This Halloween, Berkshire County communities are taking different approaches to trick-or-treating during the COVID-19 pandemic.
In a year that’s already had its fair share of horror, the fate of the fall’s beloved annual door-to-door candy hunt on the spookiest night of the year varies from community to community. Despite warnings from the CDC that Halloween invites high-risk virus spreading activities, the second largest city in the county – North Adams – has stopped short of discouraging in-person trick or treating.
“The safest decision is don’t do it – and hopefully, there will be people who that’s the approach they take. But for those who choose to, who are looking for a little bit of normality – and in a way that keeps it contained to 90 minutes on the 31st – I’m willing to give it a try," said Mayor Tom Bernard.
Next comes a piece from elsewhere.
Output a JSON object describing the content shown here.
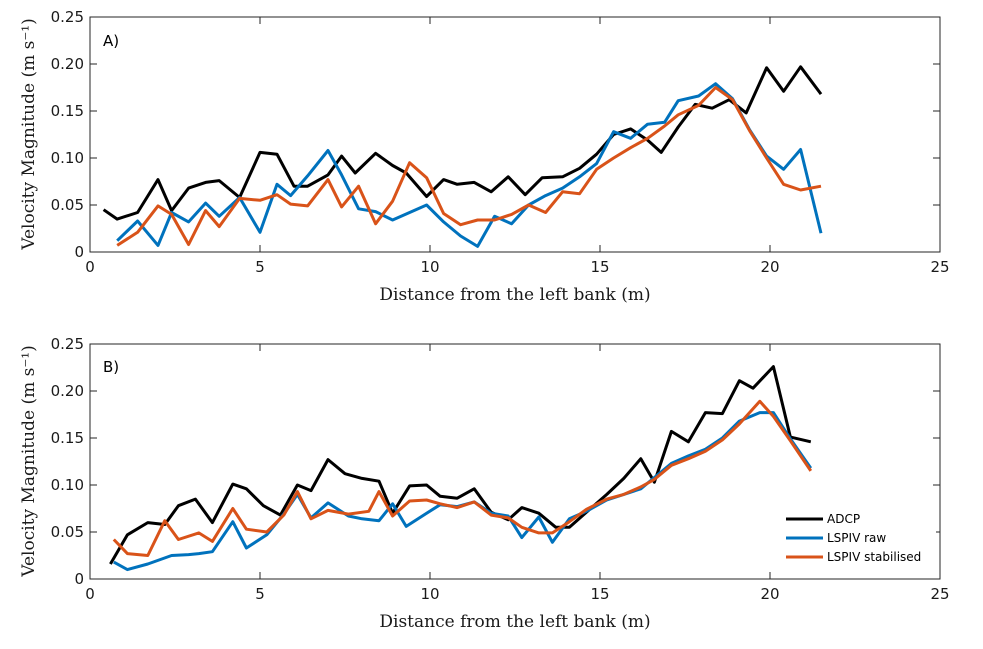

He says based on the data the city has today, he’s willing to allow the holiday romp to happen as long as residents follow safety protocols.
“If things start to change and shift and trend in a negative direction or a concerning direction, we will revisit this decision," said Bernard. "And I would hate to do that.”
40 miles south, the Town Manager of Great Barrington – Mark Pruhenski – says his community will follow suit.
“That’s only if we are listed – or continue to be listed – as a low-risk community on the state’s COVID-19 map,” he told WAMC.
Squarely in the middle, the county seat of Pittsfield has outright told citizens to stay home, as has Springfield.
“Because we’ve done so well, we don’t want to go backwards," said Pittsfield Director of Administrative Services Roberta McCullough-Dews. "And we know kids are back in school, we know that there will be a cohort of students who are going back to school before Halloween begins, so I think the emphasis here is making sure everyone is safe, making sure everyone takes the proper protocols if they indeed choose to engage in trick or treat.”
According to the Pittsfield Public Schools, all of its students who have opted for a return to in-person education will be in a hybrid learning model by October 27th.
Despite the public health concerns, some Pittsfielders plan on weathering the discouragement and celebrating the holiday.
“I think the city just wants to play it safe, and I understand that. However, our kids have been so out of anything social in the last, what, now eight months, that I think this is a really good chance to do something – and we can take precautions," said Kate Lauzon.
A Pittsfield parent who lives in the Morningside neighborhood, says she’s excited to offer trick-or-treaters candy this Halloween.
“I don’t think it’s any different from going to a drive through at McDonald’s or going to the grocery store and picking up your groceries as long as you follow precautions and talk to your kids before they go,” Lauzon told WAMC.
Lauzon, who has chosen to homeschool her kids this year, says she’s prepared for a suitably festive, contact free candy handoff.
“We decorated up to the nines, we’re going to have a really good display, we’re going to be in costume and I’m going to have a table set out front with the candy opened from packages that I open with gloves on, and they’re welcome to stop by and grab candy from the table," she explained. "And I also have one of those picker-grabbers, so if they don’t want to pick it up, I can just pick it up with that and put it right in their bags.”
WAMC: And what kind of candy specifically have you gone for?
LAUZON: I want to BJ’s and I bought the big bars, so, they’ll be getting the big bars from me this year.
WAMC: A big bar house! That’s news!
LAUZON: Well, I think that if they’re willing to come out and trick or treat and I know that I’m promising very sanitized safe conditions that it’s well-worth coming to my house.
Lauzon says trick or treaters better be prepared to be scared.